Strony

czwartek, 24 listopada 2016

"Projekt Mefisto" Marcin Mortka- recenzja


Zygmunt ukończył szkolenie i przyszła pora na wykorzystanie zdobytych umiejętności w pracy. A praca niełatwa, bo mężczyzna jest diabłem i trafia do najpospolitszego miejsca w Polsce, gdzie ma siać zamęt.

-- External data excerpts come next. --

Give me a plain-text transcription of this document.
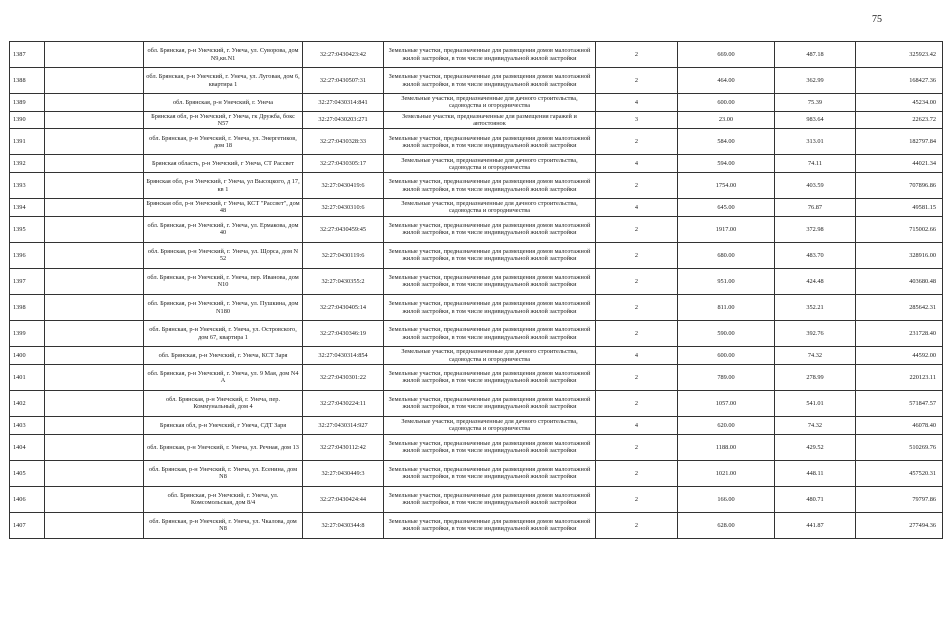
75
1387		обл. Брянская, р-н Унечский, г. Унеча, ул. Суворова, дом N9,кв.N1	32:27:0430423:42	Земельные участки, предназначенные для размещения домов малоэтажной жилой застройки, в том числе индивидуальной жилой застройки	2	669.00	487.18	325923.42
1388		обл. Брянская, р-н Унечский, г. Унеча, ул. Луговая, дом 6, квартира 1	32:27:0430507:31	Земельные участки, предназначенные для размещения домов малоэтажной жилой застройки, в том числе индивидуальной жилой застройки	2	464.00	362.99	168427.36
1389		обл. Брянская, р-н Унечский, г. Унеча	32:27:0430314:841	Земельные участки, предназначенные для дачного строительства, садоводства и огородничества	4	600.00	75.39	45234.00
1390		Брянская обл, р-н Унечский, г Унеча, гк Дружба, бокс N57	32:27:0430203:271	Земельные участки, предназначенные для размещения гаражей и автостоянок	3	23.00	983.64	22623.72
1391		обл. Брянская, р-н Унечский, г. Унеча, ул. Энергетиков, дом 18	32:27:0430328:33	Земельные участки, предназначенные для размещения домов малоэтажной жилой застройки, в том числе индивидуальной жилой застройки	2	584.00	313.01	182797.84
1392		Брянская область, р-н Унечский, г Унеча, СТ Рассвет	32:27:0430305:17	Земельные участки, предназначенные для дачного строительства, садоводства и огородничества	4	594.00	74.11	44021.34
1393		Брянская обл, р-н Унечский, г Унеча, ул Высоцкого, д 17, кв 1	32:27:0430419:6	Земельные участки, предназначенные для размещения домов малоэтажной жилой застройки, в том числе индивидуальной жилой застройки	2	1754.00	403.59	707896.86
1394		Брянская обл, р-н Унечский, г Унеча, КСТ "Рассвет", дом 48	32:27:0430310:6	Земельные участки, предназначенные для дачного строительства, садоводства и огородничества	4	645.00	76.87	49581.15
1395		обл. Брянская, р-н Унечский, г. Унеча, ул. Ермакова, дом 40	32:27:0430459:45	Земельные участки, предназначенные для размещения домов малоэтажной жилой застройки, в том числе индивидуальной жилой застройки	2	1917.00	372.98	715002.66
1396		обл. Брянская, р-н Унечский, г. Унеча, ул. Щорса, дом N 52	32:27:0430119:6	Земельные участки, предназначенные для размещения домов малоэтажной жилой застройки, в том числе индивидуальной жилой застройки	2	680.00	483.70	328916.00
1397		обл. Брянская, р-н Унечский, г. Унеча, пер. Иванова, дом N10	32:27:0430355:2	Земельные участки, предназначенные для размещения домов малоэтажной жилой застройки, в том числе индивидуальной жилой застройки	2	951.00	424.48	403680.48
1398		обл. Брянская, р-н Унечский, г. Унеча, ул. Пушкина, дом N180	32:27:0430405:14	Земельные участки, предназначенные для размещения домов малоэтажной жилой застройки, в том числе индивидуальной жилой застройки	2	811.00	352.21	285642.31
1399		обл. Брянская, р-н Унечский, г. Унеча, ул. Островского, дом 67, квартира 1	32:27:0430346:19	Земельные участки, предназначенные для размещения домов малоэтажной жилой застройки, в том числе индивидуальной жилой застройки	2	590.00	392.76	231728.40
1400		обл. Брянская, р-н Унечский, г. Унеча, КСТ Заря	32:27:0430314:854	Земельные участки, предназначенные для дачного строительства, садоводства и огородничества	4	600.00	74.32	44592.00
1401		обл. Брянская, р-н Унечский, г. Унеча, ул. 9 Мая, дом N4 А	32:27:0430301:22	Земельные участки, предназначенные для размещения домов малоэтажной жилой застройки, в том числе индивидуальной жилой застройки	2	789.00	278.99	220123.11
1402		обл. Брянская, р-н Унечский, г. Унеча, пер. Коммунальный, дом 4	32:27:0430224:11	Земельные участки, предназначенные для размещения домов малоэтажной жилой застройки, в том числе индивидуальной жилой застройки	2	1057.00	541.01	571847.57
1403		Брянская обл, р-н Унечский, г Унеча, СДТ Заря	32:27:0430314:927	Земельные участки, предназначенные для дачного строительства, садоводства и огородничества	4	620.00	74.32	46078.40
1404		обл. Брянская, р-н Унечский, г. Унеча, ул. Речная, дом 13	32:27:0430112:42	Земельные участки, предназначенные для размещения домов малоэтажной жилой застройки, в том числе индивидуальной жилой застройки	2	1188.00	429.52	510269.76
1405		обл. Брянская, р-н Унечский, г. Унеча, ул. Есенина, дом N8	32:27:0430449:3	Земельные участки, предназначенные для размещения домов малоэтажной жилой застройки, в том числе индивидуальной жилой застройки	2	1021.00	448.11	457520.31
1406		обл. Брянская, р-н Унечский, г. Унеча, ул. Комсомольская, дом 8/4	32:27:0430424:44	Земельные участки, предназначенные для размещения домов малоэтажной жилой застройки, в том числе индивидуальной жилой застройки	2	166.00	480.71	79797.86
1407		обл. Брянская, р-н Унечский, г. Унеча, ул. Чкалова, дом N8	32:27:0430344:8	Земельные участки, предназначенные для размещения домов малоэтажной жилой застройки, в том числе индивидуальной жилой застройки	2	628.00	441.87	277494.36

Zygmunt szybko spostrzega, że jego diabelskie moce szwankują, za co wini Wypluty. Punkty zdobywane za dotychczasową pace są tak marne, że w rankingu raczej nie zdobędzie pierwszego miejsca. Diabeł odkrywa, że nic nie jest takie, jak się spodziewał, a mieszkańcy miasta to nie tylko ludzie, co nasuwa pytanie. Czy przystojny diabeł z misją pozyskania nowych dusz, to najgorsza rzecz, jaka mogła przytrafić się mieszkańcom Wyplut?
Piekło zostało pokazane w dość niecodzienny sposób, bo wielka korporacja i wyścig szczurów jakoś szczególnie nie przeraża, a tak właściwe to bawi, bo jak się nie śmiać, kiedy Zygmunt jest szczerze załamany ilością otrzymanych punktów?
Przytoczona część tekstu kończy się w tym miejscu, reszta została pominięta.